The web app will only read(Get) the values and they are not sensitive in any way (some Url:s).

ok, I can wrap this in my PHP code (some API calls with API key to my own API Rest services) and return the result to the nsbasic web app. But I thought that Volt would be a preferred solution for storing and retrieving these values.

Is there a potential for abuse in this scenario?

What I have tried (working fine) is to call my Rest API from Javascript inside the web app with my API key exposed (that's not good), but i want to avoid that.

james 2017-09-17 07:13:39 UTC #7

If I understand you correctly, it sounds like you are already authenticating users on your end. If that's the case and you trust your users not to get up to any mischief, you can have you app login to Volt programmatically using a single user.

In essence, create your app, then create a user for that app. Once your user is created, you should be able to login with a call to $volt.auth.login - see http://wiki.nsbasic.com/Log_in

Once you've logged in with your user, you can store whatever you'd like. Keep in mind that the user's password will be stored in the source code for your application - so any of your users will be able to see it if they look hard enough.

Let me know if this makes sense. Thanks for your question!

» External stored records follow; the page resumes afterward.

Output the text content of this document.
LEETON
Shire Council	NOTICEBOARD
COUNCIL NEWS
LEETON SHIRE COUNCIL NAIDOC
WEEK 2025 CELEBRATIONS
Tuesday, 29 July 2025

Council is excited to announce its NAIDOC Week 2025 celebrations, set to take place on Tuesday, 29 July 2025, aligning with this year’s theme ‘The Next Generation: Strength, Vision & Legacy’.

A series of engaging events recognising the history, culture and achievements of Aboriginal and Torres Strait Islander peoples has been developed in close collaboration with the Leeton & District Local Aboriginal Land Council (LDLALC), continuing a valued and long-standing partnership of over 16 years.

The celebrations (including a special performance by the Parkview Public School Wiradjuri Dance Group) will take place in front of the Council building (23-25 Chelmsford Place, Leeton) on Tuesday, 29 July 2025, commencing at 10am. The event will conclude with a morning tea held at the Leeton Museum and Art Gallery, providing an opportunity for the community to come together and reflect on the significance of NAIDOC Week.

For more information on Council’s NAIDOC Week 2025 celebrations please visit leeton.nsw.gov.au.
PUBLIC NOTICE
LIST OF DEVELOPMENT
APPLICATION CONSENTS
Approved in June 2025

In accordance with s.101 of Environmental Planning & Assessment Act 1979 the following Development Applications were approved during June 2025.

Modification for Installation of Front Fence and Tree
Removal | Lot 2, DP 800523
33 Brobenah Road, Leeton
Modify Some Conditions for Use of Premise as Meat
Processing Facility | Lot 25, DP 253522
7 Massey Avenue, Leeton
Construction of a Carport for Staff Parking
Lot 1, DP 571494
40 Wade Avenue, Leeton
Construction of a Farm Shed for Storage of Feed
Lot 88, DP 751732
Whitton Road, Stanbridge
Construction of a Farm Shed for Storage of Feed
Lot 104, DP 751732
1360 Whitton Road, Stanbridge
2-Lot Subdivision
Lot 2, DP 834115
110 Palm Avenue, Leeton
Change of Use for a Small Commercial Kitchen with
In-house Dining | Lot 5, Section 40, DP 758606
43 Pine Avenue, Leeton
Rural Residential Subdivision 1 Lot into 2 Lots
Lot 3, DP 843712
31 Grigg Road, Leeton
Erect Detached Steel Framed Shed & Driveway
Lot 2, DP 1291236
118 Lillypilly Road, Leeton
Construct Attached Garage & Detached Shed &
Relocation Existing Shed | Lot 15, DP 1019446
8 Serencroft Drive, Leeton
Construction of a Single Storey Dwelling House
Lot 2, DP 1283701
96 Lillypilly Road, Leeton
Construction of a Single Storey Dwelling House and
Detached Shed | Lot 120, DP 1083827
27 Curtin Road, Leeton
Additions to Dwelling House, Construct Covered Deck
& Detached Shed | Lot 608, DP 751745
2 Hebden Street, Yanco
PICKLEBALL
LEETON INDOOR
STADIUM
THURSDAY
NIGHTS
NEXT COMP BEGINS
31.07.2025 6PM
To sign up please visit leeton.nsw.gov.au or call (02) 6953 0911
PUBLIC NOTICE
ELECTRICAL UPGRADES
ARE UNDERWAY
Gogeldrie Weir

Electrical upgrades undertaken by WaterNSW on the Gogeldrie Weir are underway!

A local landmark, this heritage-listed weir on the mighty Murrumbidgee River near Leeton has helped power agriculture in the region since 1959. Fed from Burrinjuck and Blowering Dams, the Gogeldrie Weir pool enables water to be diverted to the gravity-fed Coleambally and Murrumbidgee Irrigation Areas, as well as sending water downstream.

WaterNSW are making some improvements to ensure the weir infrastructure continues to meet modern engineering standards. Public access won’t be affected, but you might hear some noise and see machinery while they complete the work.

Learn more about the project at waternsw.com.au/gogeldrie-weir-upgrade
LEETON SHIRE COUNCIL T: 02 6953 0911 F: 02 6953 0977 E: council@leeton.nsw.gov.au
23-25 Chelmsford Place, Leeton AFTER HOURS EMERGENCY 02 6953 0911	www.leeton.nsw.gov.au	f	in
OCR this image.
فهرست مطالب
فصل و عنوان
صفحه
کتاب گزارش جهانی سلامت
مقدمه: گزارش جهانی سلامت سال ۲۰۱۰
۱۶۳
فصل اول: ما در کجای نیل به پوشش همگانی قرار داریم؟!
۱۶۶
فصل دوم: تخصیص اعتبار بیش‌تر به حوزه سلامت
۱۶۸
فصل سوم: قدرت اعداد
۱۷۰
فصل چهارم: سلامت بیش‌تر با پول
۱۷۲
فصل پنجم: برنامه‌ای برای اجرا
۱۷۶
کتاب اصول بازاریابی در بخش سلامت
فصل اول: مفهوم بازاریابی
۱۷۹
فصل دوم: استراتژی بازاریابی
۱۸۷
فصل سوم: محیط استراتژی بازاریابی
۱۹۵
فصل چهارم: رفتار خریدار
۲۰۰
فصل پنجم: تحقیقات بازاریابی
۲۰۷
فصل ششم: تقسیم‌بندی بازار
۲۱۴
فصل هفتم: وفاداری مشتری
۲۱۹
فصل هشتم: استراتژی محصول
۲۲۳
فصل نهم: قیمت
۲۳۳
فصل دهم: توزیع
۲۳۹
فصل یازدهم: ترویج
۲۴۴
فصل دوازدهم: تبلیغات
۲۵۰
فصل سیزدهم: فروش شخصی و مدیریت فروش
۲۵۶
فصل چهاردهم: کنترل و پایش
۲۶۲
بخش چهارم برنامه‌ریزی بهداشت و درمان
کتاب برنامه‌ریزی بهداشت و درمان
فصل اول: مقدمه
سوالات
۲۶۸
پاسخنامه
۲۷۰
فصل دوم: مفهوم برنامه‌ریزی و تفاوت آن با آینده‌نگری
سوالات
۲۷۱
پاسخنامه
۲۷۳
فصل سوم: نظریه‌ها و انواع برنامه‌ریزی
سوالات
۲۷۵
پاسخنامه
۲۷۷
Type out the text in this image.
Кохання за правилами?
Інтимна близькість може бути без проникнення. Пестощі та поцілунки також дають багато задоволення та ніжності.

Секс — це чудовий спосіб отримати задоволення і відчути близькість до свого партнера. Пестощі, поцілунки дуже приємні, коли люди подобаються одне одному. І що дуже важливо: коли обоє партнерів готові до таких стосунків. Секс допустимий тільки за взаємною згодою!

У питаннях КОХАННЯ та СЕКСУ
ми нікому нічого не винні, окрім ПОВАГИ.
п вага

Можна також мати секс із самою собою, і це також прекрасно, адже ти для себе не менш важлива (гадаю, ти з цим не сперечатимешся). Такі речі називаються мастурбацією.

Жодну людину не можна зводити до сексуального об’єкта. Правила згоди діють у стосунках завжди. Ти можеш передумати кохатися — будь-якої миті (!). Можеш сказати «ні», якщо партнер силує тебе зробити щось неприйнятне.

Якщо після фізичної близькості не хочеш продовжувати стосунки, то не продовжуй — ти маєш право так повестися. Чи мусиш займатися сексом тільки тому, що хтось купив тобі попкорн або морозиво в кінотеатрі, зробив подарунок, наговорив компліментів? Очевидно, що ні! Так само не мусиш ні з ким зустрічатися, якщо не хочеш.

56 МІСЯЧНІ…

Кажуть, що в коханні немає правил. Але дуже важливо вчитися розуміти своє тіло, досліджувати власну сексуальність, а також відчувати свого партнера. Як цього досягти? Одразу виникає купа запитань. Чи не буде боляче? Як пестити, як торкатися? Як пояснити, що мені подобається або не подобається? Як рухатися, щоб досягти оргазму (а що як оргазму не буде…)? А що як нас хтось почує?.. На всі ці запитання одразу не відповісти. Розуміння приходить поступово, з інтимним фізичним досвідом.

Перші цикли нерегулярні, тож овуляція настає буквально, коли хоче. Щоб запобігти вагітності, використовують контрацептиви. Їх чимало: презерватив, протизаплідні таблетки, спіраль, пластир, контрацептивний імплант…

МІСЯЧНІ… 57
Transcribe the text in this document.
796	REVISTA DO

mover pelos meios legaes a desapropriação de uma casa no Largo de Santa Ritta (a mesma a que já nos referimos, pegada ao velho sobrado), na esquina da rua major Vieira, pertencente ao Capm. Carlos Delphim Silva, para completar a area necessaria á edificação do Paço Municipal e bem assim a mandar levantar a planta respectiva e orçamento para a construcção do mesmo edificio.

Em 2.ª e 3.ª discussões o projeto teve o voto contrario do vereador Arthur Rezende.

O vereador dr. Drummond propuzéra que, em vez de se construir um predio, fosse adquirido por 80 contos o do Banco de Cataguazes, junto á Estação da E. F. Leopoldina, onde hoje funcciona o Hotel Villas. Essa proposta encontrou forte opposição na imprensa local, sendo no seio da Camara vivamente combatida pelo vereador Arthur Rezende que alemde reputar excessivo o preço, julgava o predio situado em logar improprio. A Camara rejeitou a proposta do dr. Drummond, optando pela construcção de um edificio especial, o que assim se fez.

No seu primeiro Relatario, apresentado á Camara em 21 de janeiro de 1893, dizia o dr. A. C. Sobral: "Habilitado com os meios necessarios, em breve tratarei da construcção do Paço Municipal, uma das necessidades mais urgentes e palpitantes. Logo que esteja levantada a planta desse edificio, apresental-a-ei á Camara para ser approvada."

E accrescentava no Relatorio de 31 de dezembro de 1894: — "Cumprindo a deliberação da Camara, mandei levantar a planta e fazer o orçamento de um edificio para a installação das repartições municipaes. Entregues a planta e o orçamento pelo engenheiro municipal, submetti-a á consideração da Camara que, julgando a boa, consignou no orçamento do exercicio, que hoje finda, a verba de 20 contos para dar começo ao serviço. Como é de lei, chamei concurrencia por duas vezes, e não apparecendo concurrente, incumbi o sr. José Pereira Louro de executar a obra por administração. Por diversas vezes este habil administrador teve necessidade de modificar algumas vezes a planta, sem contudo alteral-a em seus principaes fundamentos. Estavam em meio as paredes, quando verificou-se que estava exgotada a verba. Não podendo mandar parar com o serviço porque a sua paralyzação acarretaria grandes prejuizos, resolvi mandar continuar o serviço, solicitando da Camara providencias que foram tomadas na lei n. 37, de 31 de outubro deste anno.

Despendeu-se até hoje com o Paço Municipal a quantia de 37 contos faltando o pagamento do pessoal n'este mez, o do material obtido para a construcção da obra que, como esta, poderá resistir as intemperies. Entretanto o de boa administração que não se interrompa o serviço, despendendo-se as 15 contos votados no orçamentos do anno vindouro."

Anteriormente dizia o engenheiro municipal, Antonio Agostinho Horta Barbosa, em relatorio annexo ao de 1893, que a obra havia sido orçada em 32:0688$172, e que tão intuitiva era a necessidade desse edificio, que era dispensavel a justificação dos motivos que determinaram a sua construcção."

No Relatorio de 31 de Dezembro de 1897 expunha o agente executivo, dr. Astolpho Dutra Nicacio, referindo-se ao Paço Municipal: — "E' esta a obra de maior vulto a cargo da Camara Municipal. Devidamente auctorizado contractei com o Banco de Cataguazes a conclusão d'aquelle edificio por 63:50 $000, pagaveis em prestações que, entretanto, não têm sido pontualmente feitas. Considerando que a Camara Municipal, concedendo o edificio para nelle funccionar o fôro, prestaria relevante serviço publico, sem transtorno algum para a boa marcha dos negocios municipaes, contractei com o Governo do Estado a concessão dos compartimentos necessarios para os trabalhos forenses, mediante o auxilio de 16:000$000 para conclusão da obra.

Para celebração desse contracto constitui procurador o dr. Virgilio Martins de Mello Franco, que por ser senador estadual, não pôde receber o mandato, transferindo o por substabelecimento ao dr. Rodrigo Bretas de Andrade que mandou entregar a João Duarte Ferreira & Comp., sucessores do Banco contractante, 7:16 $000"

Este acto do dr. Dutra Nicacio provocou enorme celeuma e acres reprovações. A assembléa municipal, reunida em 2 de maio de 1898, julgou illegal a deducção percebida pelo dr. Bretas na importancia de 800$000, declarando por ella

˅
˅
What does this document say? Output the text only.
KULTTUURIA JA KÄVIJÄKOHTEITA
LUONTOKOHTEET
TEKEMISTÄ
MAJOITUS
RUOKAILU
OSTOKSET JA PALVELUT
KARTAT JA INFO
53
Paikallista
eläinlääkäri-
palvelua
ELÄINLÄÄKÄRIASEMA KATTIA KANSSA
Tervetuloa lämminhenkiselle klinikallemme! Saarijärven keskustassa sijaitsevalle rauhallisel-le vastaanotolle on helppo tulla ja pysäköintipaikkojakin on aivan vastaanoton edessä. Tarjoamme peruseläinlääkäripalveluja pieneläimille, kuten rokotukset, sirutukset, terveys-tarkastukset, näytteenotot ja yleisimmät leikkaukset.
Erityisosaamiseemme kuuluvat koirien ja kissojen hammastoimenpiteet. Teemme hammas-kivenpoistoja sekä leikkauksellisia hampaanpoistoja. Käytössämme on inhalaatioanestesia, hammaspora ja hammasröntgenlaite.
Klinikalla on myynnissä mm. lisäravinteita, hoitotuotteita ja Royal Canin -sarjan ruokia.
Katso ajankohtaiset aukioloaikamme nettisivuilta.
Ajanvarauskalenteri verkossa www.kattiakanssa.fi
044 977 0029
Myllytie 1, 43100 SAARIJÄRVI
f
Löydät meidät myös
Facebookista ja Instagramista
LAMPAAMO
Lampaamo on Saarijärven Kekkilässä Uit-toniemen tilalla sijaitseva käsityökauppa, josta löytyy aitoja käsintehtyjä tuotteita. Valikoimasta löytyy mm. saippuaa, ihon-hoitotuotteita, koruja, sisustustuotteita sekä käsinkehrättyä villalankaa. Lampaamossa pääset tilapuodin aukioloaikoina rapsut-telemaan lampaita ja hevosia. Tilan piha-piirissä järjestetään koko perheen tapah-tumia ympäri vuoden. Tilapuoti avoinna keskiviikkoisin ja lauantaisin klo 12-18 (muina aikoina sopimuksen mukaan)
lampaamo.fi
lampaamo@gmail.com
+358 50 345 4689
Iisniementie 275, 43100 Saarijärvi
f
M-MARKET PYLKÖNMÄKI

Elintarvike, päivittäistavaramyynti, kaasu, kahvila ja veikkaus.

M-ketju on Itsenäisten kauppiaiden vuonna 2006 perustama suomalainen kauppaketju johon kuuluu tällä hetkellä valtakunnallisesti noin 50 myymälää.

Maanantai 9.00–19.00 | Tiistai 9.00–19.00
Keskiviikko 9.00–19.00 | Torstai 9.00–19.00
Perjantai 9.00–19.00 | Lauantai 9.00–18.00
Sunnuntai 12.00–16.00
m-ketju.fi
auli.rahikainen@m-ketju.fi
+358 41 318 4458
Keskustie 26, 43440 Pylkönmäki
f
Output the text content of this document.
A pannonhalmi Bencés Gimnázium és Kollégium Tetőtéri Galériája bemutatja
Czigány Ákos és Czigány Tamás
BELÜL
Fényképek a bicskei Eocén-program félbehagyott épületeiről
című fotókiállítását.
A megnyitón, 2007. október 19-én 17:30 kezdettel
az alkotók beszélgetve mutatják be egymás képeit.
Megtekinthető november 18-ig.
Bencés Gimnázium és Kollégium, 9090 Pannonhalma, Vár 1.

cayocoder 2017-09-18 11:02:06 UTC #8

Regarding the information the web app will read (or Get), does it have to live on the Volt server?

Would this be something that can actually be added to database table or even as a flat file? I mean, you've already authenticated a user(s) on your app and that should give them access to the information or even if they are anonymous and they are a member, they would still already be authenticated.

As for exposing your API key in Javascript, that should never happen. You should use a wrapper that gets called from JS.

StefanL 2017-09-18 11:16:18 UTC #9

Thanks for your answers. I will see if I go for the Volt solution or a database.